Employees are eligible for bereavement leave under the FBLA if they are eligible employees under the federal Family and Medical Leave Act (FMLA). Under the FMLA, an eligible employee is one that has worked for a covered employer for at least 12 months, has worked at least 1,250 hours worked within the last 12 months, and works at a location where the employer has 50 or more employees within a 75 mile radius. Although the FBLA parallels the FMLA’s eligibility requirements, the FBLA does not create a right to take unpaid leave that exceeds, or is in addition to, the leave already permitted by the FMLA.

Before passage of the FBLA, bereavement leave was only available for the loss of a child.

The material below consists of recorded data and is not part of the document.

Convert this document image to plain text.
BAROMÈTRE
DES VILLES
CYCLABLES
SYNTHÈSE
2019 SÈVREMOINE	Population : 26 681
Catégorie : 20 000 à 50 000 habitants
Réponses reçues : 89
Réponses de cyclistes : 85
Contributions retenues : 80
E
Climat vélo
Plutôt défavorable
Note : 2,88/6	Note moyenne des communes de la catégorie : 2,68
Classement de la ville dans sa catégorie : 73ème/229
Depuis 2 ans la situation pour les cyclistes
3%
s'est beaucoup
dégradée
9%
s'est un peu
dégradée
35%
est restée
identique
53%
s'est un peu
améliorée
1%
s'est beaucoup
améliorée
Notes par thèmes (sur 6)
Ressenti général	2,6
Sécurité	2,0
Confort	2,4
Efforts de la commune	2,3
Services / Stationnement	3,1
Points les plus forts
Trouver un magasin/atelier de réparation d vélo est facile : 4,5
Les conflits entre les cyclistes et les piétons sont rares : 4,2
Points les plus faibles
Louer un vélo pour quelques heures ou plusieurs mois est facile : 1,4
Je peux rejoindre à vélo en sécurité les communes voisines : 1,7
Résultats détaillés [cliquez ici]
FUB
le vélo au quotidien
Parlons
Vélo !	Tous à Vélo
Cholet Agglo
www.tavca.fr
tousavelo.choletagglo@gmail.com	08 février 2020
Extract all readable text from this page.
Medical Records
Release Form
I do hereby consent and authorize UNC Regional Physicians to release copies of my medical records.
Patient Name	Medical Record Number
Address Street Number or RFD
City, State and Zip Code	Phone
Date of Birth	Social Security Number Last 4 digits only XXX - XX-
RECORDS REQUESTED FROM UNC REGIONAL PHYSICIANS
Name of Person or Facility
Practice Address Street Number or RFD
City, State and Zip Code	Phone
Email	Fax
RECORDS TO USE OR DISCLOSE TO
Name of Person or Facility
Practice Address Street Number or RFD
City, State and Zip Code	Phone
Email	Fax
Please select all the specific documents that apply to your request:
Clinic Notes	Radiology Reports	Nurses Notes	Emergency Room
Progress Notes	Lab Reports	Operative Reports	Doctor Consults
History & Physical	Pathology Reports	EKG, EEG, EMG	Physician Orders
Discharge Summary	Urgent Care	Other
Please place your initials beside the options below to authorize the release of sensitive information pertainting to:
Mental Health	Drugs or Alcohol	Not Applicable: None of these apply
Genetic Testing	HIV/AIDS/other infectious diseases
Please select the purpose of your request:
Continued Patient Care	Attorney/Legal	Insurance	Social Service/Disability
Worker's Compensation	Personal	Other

Under the FBLA, Illinois employers must provide unpaid leave to eligible employees who experience the death of any “covered family member”, which includes “an employee’s child, stepchild, spouse, domestic partner, sibling, parent, mother-in-law, father-in-law, grandchild, grandparent, or stepparent.” Employees may also take unpaid leave for a miscarriage, adoption disruption (including, for example, where a birth parent chooses to parent their child in lieu of proceeding with an adoption plan), a failed surrogacy agreement, an unsuccessful reproduction procedure (such as an unsuccessful round of intrauterine insemination or of an assisted reproductive technology procedure), a diagnosis that negatively impacts pregnancy or fertility, or a stillbirth.

Under the FBLA, eligible employees are entitled to a maximum of two weeks (10 workdays) of unpaid leave following the death of a covered family member or a covered pregnancy- or adoption-related event. However, if an employee experiences the death of more than one covered family member in a 12-month period, the employee is entitled to take up to six weeks of bereavement leave during the 12-month period.

Like the FMLA, the FBLA requires employees to provide the employer with notice of the employee’s intent to take bereavement leave. The FBLA requires employees to provide 48 hours’ notice to the employer, unless providing notice is not reasonable and practicable. The employee must complete leave within 60 days after the date the employee receives notice of the death or the occurrence of a covered event. Additionally, the employer may, but does not have to, require reasonable documentation from the employee demonstrating the reason for the requested leave. Later this year, the Illinois Department of Labor is expected to publish a model form that complies with the FBLA for employees requesting leave related to the expansion and inclusion of certain pregnancy- or adoption-related covered events. Notably, when leave is requested for a pregnancy- or adoption-related covered event, the employer may not require the employee to identify which category the leave belongs to as a condition of taking leave.

Employers with employees in Illinois should carefully revisit their leave policies and practices (and by implication, their related benefit plan documents, including medical plans that may narrowly limit continuation of coverage in FMLA or military leave scenarios) now to ensure compliance by January 1, 2023. Employers should also consider if, and how, other benefits will continue when an employee is on bereavement leave more broadly and ensure that any leave-related plan language is consistent with the employer’s approach.